I don't think Power attack should be included in step 1.1, since the trigger for upgrading a standard attack is anytime prior to dice roll. Which means you still have the option to see how favor dice are applied, before you decide.
Really? That's not how I've understood it. I read it as you having to declare a power attack as an upgrade to a normal attack at the same time as you declare the normal attack, way before you get to adding favor.
Cost: Gain 1 additional fatigue level to upgrade an Attack action to a Power Attack.
Trigger: After you declare an Attack action, but before dice are rolled.
Effect: During this attack, the attacker may re-roll any unsuccessful dice once.
I grant you that it doesn't specify, so I might be wrong. But if I am wrong, then it seems weird to me that you can add favor to a Spite attack, but you cannot upgrade it to a power attack.
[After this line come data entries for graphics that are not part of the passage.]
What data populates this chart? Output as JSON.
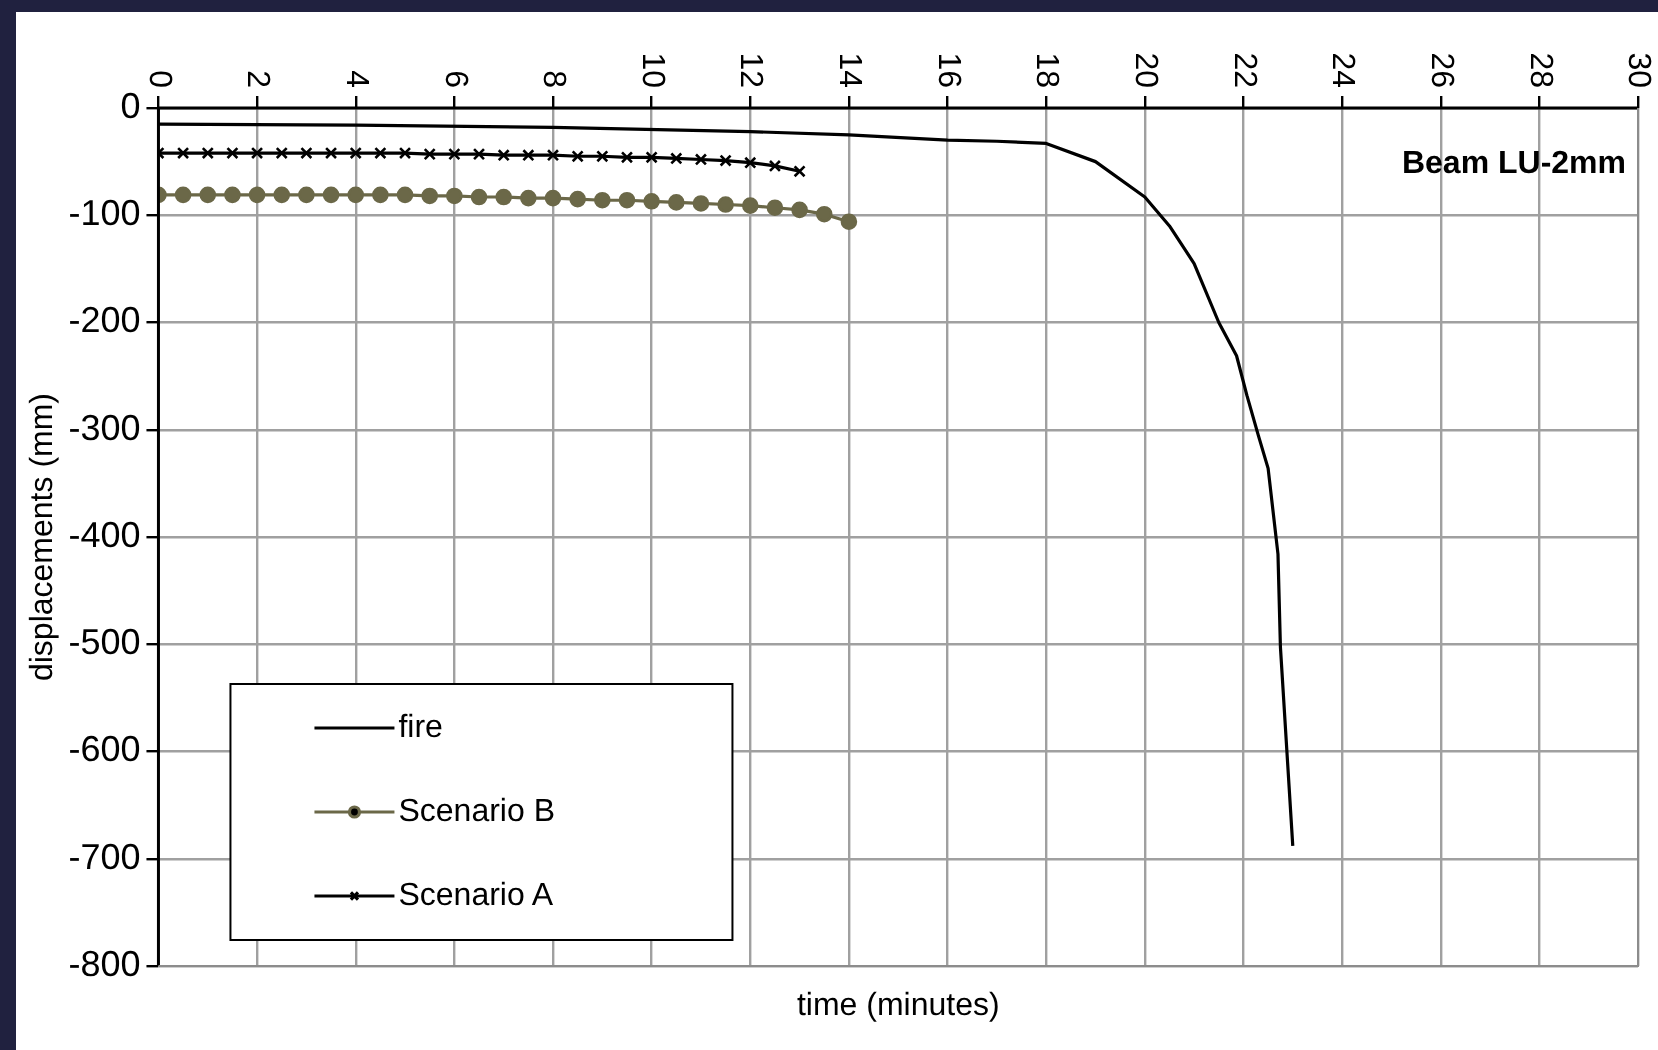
{
  "chart_data": {
    "type": "line",
    "xlabel": "time (minutes)",
    "ylabel": "displacements (mm)",
    "annotations": [
      "Beam LU-2mm"
    ],
    "xlim": [
      0,
      30
    ],
    "xticks": [
      0,
      2,
      4,
      6,
      8,
      10,
      12,
      14,
      16,
      18,
      20,
      22,
      24,
      26,
      28,
      30
    ],
    "ylim": [
      -800,
      0
    ],
    "yticks": [
      -800,
      -700,
      -600,
      -500,
      -400,
      -300,
      -200,
      -100,
      0
    ],
    "grid": true,
    "legend": "bottom left",
    "line_style": "solid",
    "series": [
      {
        "name": "fire",
        "color": "#000000",
        "marker": "none",
        "x": [
          0,
          4,
          8,
          12,
          14,
          16,
          17,
          18,
          19,
          20,
          20.5,
          21,
          21.5,
          21.86,
          22.07,
          22.3,
          22.5,
          22.7,
          22.75,
          23.0
        ],
        "values": [
          -15,
          -16,
          -18,
          -22,
          -25,
          -30,
          -31,
          -33,
          -50,
          -83,
          -110,
          -145,
          -200,
          -231,
          -268,
          -305,
          -336,
          -416,
          -503,
          -688
        ]
      },
      {
        "name": "Scenario B",
        "color": "#6b6848",
        "marker": "circle",
        "x": [
          0,
          0.5,
          1,
          1.5,
          2,
          2.5,
          3,
          3.5,
          4,
          4.5,
          5,
          5.5,
          6,
          6.5,
          7,
          7.5,
          8,
          8.5,
          9,
          9.5,
          10,
          10.5,
          11,
          11.5,
          12,
          12.5,
          13,
          13.5,
          14
        ],
        "values": [
          -81,
          -81,
          -81,
          -81,
          -81,
          -81,
          -81,
          -81,
          -81,
          -81,
          -81,
          -82,
          -82,
          -83,
          -83,
          -84,
          -84,
          -85,
          -86,
          -86,
          -87,
          -88,
          -89,
          -90,
          -91,
          -93,
          -95,
          -99,
          -106
        ]
      },
      {
        "name": "Scenario A",
        "color": "#000000",
        "marker": "cross",
        "x": [
          0,
          0.5,
          1,
          1.5,
          2,
          2.5,
          3,
          3.5,
          4,
          4.5,
          5,
          5.5,
          6,
          6.5,
          7,
          7.5,
          8,
          8.5,
          9,
          9.5,
          10,
          10.5,
          11,
          11.5,
          12,
          12.5,
          13
        ],
        "values": [
          -42,
          -42,
          -42,
          -42,
          -42,
          -42,
          -42,
          -42,
          -42,
          -42,
          -42,
          -43,
          -43,
          -43,
          -44,
          -44,
          -44,
          -45,
          -45,
          -46,
          -46,
          -47,
          -48,
          -49,
          -51,
          -54,
          -59
        ]
      }
    ]
  }
}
It would make sense to me if you had to upgrade to a power attack during the declaration phase, since that would explain why Spite cannot do it, since it doesn't have a declaration phase.
And speaking of favor... I think there should be a sub-step added, after the target step, but prior to dice rolls, for declaring the number of favor dice. Especially since the rules state the attacker must declare how many they chose to add to the roll, before the defender.
For sure. All the steps in the chart consist of a number of sub-steps. In this presentation, favor dice declaration is part of the combat resolution, something like this:
1. Attacker declares number of Favor dice to add to the attack.
2. Defender declares number of Favor dice to add to the defense.
3. Attacker and defender simultaneously roll their attack and defense dice, respectively.
The Wild rule is interesting in that it's a normal attack, but it doesn't follow the targeting step, as you must attack the closest model. It also brings up an interesting point I hadn't realized before. The wild attack doesn't "declare", so you can't take a counterattack reaction against it.
(I don't play with or against many beasts, so this hasn't ever come up for me)
Yep, totally. It seems like you can only ever counterattack against a standard attack action and nothing else, since that is the only type of attack that has a "declaration of attack" step.